ETL by API: An Antipattern – Pineview Technologies

ETL by API can be done well, but the reality is most of the time it is not. Why?

APIs were designed to back applications and allow for communication between two different systems. When REST (Representational State Transfer) became popular, the systems on either side of the API tended to be user applications. That makes sense considering API stands for Application Programming Interface.

As Data Engineering and Analytics have grown to become disciplines with teams devoted entirely to them, more teams are finding reasons to interact with APIs. Often those teams have not had much exposure to how API’s work or what problems they were designed to solve.

Here are some things to keep in mind when data engineers are working with APIs.

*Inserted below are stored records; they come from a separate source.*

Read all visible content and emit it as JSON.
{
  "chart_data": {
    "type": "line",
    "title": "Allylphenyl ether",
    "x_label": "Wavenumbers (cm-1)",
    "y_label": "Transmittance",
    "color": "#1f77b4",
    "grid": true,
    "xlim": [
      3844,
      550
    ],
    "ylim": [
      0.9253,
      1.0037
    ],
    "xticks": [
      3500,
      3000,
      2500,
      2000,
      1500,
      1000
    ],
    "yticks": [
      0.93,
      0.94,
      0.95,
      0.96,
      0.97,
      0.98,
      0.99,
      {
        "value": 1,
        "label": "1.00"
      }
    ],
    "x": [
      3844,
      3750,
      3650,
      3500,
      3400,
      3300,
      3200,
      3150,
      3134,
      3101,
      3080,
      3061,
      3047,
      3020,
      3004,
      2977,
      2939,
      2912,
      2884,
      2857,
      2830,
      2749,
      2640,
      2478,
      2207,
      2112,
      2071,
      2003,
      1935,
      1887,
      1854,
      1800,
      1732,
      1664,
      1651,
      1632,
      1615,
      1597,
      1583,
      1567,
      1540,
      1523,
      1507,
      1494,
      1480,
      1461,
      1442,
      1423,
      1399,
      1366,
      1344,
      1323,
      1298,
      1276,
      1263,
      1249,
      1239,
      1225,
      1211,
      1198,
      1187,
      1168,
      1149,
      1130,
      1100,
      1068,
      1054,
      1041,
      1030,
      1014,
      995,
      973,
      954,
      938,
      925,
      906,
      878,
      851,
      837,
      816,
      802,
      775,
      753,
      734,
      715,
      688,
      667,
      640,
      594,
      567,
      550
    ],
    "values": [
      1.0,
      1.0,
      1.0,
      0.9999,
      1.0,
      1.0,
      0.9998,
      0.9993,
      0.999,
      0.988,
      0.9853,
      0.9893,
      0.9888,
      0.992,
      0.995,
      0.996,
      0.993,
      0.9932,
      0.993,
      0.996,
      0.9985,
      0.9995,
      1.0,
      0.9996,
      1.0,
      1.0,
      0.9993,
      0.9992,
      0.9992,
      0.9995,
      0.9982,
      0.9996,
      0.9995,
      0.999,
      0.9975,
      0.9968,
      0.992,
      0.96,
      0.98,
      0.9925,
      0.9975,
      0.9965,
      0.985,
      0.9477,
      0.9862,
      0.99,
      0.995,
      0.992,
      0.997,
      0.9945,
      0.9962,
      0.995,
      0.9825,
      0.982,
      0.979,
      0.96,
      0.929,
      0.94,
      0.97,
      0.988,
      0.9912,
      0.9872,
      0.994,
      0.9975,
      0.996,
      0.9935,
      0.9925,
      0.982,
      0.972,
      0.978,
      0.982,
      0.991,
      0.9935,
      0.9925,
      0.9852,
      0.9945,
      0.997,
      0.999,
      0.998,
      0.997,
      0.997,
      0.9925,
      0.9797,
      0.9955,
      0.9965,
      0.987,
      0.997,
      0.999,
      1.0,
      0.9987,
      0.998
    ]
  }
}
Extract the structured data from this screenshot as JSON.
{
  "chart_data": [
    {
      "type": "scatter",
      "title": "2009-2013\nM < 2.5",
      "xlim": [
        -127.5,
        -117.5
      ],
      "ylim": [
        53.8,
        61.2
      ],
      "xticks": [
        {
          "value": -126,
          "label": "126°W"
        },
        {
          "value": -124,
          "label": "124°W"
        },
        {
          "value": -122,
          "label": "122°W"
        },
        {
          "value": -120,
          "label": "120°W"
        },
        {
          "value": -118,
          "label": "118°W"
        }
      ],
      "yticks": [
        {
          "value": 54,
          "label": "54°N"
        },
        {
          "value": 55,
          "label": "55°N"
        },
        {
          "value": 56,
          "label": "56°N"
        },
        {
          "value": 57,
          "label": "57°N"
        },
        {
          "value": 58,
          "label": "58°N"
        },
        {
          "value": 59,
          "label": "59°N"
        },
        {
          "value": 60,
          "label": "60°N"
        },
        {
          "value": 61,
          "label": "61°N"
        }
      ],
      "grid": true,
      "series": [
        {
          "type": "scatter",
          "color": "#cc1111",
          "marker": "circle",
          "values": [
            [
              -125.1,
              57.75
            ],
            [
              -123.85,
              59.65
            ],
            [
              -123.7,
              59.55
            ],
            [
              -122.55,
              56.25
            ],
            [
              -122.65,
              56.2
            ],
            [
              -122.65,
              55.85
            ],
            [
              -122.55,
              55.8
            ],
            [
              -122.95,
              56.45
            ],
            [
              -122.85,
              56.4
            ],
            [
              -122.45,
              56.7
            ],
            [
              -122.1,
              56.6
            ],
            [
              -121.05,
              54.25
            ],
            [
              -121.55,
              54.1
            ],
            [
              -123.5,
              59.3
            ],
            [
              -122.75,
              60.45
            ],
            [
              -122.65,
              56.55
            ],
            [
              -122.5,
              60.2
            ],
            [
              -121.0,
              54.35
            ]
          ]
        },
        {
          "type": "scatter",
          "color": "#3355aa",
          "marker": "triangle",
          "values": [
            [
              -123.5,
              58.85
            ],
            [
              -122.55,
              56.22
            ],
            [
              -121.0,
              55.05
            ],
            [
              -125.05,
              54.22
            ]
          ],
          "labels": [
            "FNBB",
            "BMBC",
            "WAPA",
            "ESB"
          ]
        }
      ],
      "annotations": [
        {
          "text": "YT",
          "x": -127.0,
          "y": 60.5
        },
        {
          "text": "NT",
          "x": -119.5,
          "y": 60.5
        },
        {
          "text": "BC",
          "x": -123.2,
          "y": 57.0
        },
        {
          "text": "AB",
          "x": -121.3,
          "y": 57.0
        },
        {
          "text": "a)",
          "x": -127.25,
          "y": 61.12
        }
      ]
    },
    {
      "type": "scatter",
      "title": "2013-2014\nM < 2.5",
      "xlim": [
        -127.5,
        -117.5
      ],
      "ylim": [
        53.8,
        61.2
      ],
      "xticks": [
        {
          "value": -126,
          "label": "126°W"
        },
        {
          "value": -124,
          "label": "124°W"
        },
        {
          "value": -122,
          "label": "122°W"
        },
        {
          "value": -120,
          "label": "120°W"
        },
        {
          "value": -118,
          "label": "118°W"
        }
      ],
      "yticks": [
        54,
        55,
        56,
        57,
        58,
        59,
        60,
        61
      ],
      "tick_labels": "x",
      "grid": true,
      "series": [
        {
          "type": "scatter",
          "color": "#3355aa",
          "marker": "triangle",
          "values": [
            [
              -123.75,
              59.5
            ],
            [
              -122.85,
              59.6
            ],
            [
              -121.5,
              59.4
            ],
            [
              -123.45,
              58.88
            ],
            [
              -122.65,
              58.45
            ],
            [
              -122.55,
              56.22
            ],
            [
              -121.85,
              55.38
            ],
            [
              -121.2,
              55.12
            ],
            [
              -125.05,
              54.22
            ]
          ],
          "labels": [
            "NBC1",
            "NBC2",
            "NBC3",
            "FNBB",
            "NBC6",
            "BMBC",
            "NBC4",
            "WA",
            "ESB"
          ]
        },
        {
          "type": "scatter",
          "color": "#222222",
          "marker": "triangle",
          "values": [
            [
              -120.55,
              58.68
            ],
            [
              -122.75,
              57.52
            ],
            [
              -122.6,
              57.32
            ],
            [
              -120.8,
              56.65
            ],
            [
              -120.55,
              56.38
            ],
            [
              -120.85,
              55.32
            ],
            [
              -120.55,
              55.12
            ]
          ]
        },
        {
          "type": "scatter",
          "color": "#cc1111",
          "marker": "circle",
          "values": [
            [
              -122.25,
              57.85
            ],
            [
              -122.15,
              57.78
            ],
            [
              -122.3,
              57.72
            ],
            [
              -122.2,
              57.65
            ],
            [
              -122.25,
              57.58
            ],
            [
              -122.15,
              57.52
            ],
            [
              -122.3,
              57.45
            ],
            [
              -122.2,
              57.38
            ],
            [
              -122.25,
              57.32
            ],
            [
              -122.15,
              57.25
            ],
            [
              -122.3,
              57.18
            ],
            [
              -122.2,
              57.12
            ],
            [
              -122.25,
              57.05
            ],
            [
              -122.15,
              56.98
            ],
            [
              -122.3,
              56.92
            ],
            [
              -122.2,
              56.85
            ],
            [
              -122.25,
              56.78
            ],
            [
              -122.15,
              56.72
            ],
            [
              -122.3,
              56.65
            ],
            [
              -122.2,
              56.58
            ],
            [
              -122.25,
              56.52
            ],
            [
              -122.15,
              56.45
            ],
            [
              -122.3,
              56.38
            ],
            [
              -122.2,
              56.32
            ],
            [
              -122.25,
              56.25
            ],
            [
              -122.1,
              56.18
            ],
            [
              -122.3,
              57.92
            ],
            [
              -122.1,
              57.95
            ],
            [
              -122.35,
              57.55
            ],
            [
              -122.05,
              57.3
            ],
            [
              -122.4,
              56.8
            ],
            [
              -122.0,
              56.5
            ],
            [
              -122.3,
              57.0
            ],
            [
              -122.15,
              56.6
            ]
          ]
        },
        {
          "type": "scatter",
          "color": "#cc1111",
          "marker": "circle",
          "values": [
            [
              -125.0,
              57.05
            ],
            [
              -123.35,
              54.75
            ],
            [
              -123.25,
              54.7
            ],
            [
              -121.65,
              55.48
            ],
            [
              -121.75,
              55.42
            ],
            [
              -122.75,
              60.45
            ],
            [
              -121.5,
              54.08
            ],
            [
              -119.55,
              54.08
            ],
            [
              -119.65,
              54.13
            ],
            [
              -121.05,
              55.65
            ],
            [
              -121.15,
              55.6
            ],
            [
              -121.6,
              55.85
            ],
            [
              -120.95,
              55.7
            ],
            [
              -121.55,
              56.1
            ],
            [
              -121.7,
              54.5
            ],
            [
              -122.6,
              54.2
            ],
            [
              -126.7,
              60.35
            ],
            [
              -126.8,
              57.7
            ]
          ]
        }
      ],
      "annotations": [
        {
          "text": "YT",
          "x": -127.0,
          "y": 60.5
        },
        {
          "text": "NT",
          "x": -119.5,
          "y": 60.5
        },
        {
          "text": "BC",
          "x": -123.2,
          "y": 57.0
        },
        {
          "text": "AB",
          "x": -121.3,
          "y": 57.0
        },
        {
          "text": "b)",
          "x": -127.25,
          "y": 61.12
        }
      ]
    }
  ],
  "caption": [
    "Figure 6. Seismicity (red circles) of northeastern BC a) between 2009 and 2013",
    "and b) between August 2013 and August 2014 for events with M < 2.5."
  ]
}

An API’s result set is not a table. One API call may result in retrieving or updating (GET/PUT REST verbs) one row from a table, but it can also respond with an entire data model. There is no agreed upon standard for how API’s deal with data. For example, one company may have an API that allows you to hit a GET/customer/id=1 endpoint and they’d respond with a flattened JSON structure that looks similar to a row in a database table. Another company may have an API with the same endpoint that responds with a hierarchical JSON structure that includes several lists of items such as addresses, phone numbers, family members, and so forth. Each of those “entities” are probably stored in their own tables within the source database. That API would be pulling data from any number of tables and representing them in one “model” and often without the unique ID’s from the source database tables. The relationships are established through the hierarchical construct of the JSON response without providing information about foreign keys to the code that is “consuming that API”. Please note: many API’s do return information about foreign keys, but that pattern is often seen more with internal API’s that get used within a company and less often with API’s that are consumed by outside parties.

{
  "customerId": "CUST-001234",
  "firstName": "Jane",
  "lastName": "Doe",
  "email": "[email protected]",
  "dateOfBirth": "1987-04-12",

  "phoneNumbers": [
    {
      "type": "mobile",
      "number": "+1-555-123-4567"
    },
    {
      "type": "home",
      "number": "+1-555-987-6543"
    }
  ],

  "addresses": [
    {
      "type": "home",
      "street": "123 Oak Street",
      "city": "Springfield",
      "state": "IL",
      "postalCode": "62704",
      "country": "USA"
    },
    {
      "type": "work",
      "street": "500 Business Plaza",
      "city": "Springfield",
      "state": "IL",
      "postalCode": "62701",
      "country": "USA"
    }
  ]
}

An API is concerned with the size of the transmission. The “model” of the request/response often does not represent all of the fields that could be associated with an “entity”. For example, using the above example with the GET/customer/id=1 endpoint, if a customer did not have phone numbers in the database, the entire phone number node (aka “key-value pair”) of the JSON response is often eliminated entirely. It is the definition of the model within code that would fully represent the customer model, but the JSON responses don’t necessarily reflect all possible fields that would be associated with that entity. This is important for data engineers to understand because interacting with an API response from an API once or even several times is usually not enough to fully understand the complete model. It is important to rely on the API documentation, which is often incomplete or out of date. It is also important to talk with people who work at the company that maintains the API.
Loading a data warehouse or data lake by hitting an API through a series of GET requests is not the best approach. If you need to pull ten million rows from an online application and your plan is to ask for every single record GET request by GET request (RBAR or row by agonizing row), you will quickly find that you will not be able to accomplish that goal within a reasonable amount of time. You may also find that the 3rd party API you are consuming is implementing queueing or throttling functionality, and they will only allow you to extract so much data in a certain amount of time. Again, you need to rely on the API documentation and you may also need to have a conversation with the company maintaining that API to understand if they have an undocumented API or some other way that you can make a bulk request to get that data instead.
“No SQL” / document databases exist because people want to save complex hierarchical JSON without worrying about the full model underlying that JSON structure. For many use cases, it’s a fancy way to kick the can down the road and delay doing the hard work of deciding what data is really needed. It’s no coincidence that these types of databases are expensive to extract data from.
APIs routinely have new versions released. Schema changes would be expected during these version upgrades, but ideally they would not occur outside of a version upgrade.

Cyndi